The film centers on Maya, who is a rookie field agent at the beginning. As the film progresses in leaps, sometimes skipping years at a time, Maya becomes tougher and tougher. The transformation of the lead character is very noticeable. But this movie is not about character development. Zero Dark Thirty is a modern spy film. This is what cold war spy thrillers have evolved into: gritty, realistic and no-holds-barred. Be warned, this is not for the faint of heart. Scenes of torture and violence are plentiful. Exaggeration is minimal in this movie: the soundtrack is minimal, the special effects are compact and the dialogue is cliché-free.
The story unravels in deliberately a slow fashion, much like the cautious opening of confidential intelligence dossiers.
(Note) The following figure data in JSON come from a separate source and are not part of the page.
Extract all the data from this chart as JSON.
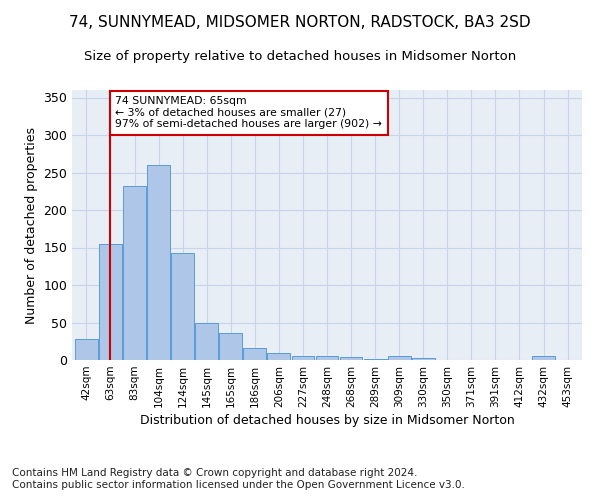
{
  "title": "74, SUNNYMEAD, MIDSOMER NORTON, RADSTOCK, BA3 2SD",
  "subtitle": "Size of property relative to detached houses in Midsomer Norton",
  "xlabel": "Distribution of detached houses by size in Midsomer Norton",
  "ylabel": "Number of detached properties",
  "footer_line1": "Contains HM Land Registry data © Crown copyright and database right 2024.",
  "footer_line2": "Contains public sector information licensed under the Open Government Licence v3.0.",
  "categories": [
    "42sqm",
    "63sqm",
    "83sqm",
    "104sqm",
    "124sqm",
    "145sqm",
    "165sqm",
    "186sqm",
    "206sqm",
    "227sqm",
    "248sqm",
    "268sqm",
    "289sqm",
    "309sqm",
    "330sqm",
    "350sqm",
    "371sqm",
    "391sqm",
    "412sqm",
    "432sqm",
    "453sqm"
  ],
  "values": [
    28,
    155,
    232,
    260,
    143,
    49,
    36,
    16,
    9,
    6,
    5,
    4,
    1,
    5,
    3,
    0,
    0,
    0,
    0,
    5,
    0
  ],
  "bar_color": "#aec6e8",
  "bar_edge_color": "#5b9bd5",
  "grid_color": "#c8d4e8",
  "background_color": "#e8eef6",
  "annotation_box_text": "74 SUNNYMEAD: 65sqm\n← 3% of detached houses are smaller (27)\n97% of semi-detached houses are larger (902) →",
  "annotation_box_color": "#cc0000",
  "vline_color": "#cc0000",
  "ylim": [
    0,
    360
  ],
  "yticks": [
    0,
    50,
    100,
    150,
    200,
    250,
    300,
    350
  ],
  "title_fontsize": 11,
  "subtitle_fontsize": 9.5,
  "xlabel_fontsize": 9,
  "ylabel_fontsize": 9,
  "footer_fontsize": 7.5
}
The characters are grounded in reality; they never seem larger than life. As the hunt for Bin Laden (“UBL” in CIA lingo) intensifies, stifles and finally escalates, Maya’s obsession consumes you.
The fateful night time raid in Abottabad is portrayed masterfully. From the helicopter crash to the nervous crowd control, the whole operation is one breathless joyride. Silence is used as a very powerful sound effect in Zero Dark Thirty: the lack of background music sets a foreboding mood.
Watch Zero Dark Thirty. You will not be disappointed. You will get a glimpse at the complexities of our reality: the politics, the madness and the sheer incredulity of the world we live in. Argo may have won Best Picture at the Oscars, but it would not have been wasted on Zero Dark Thirty either.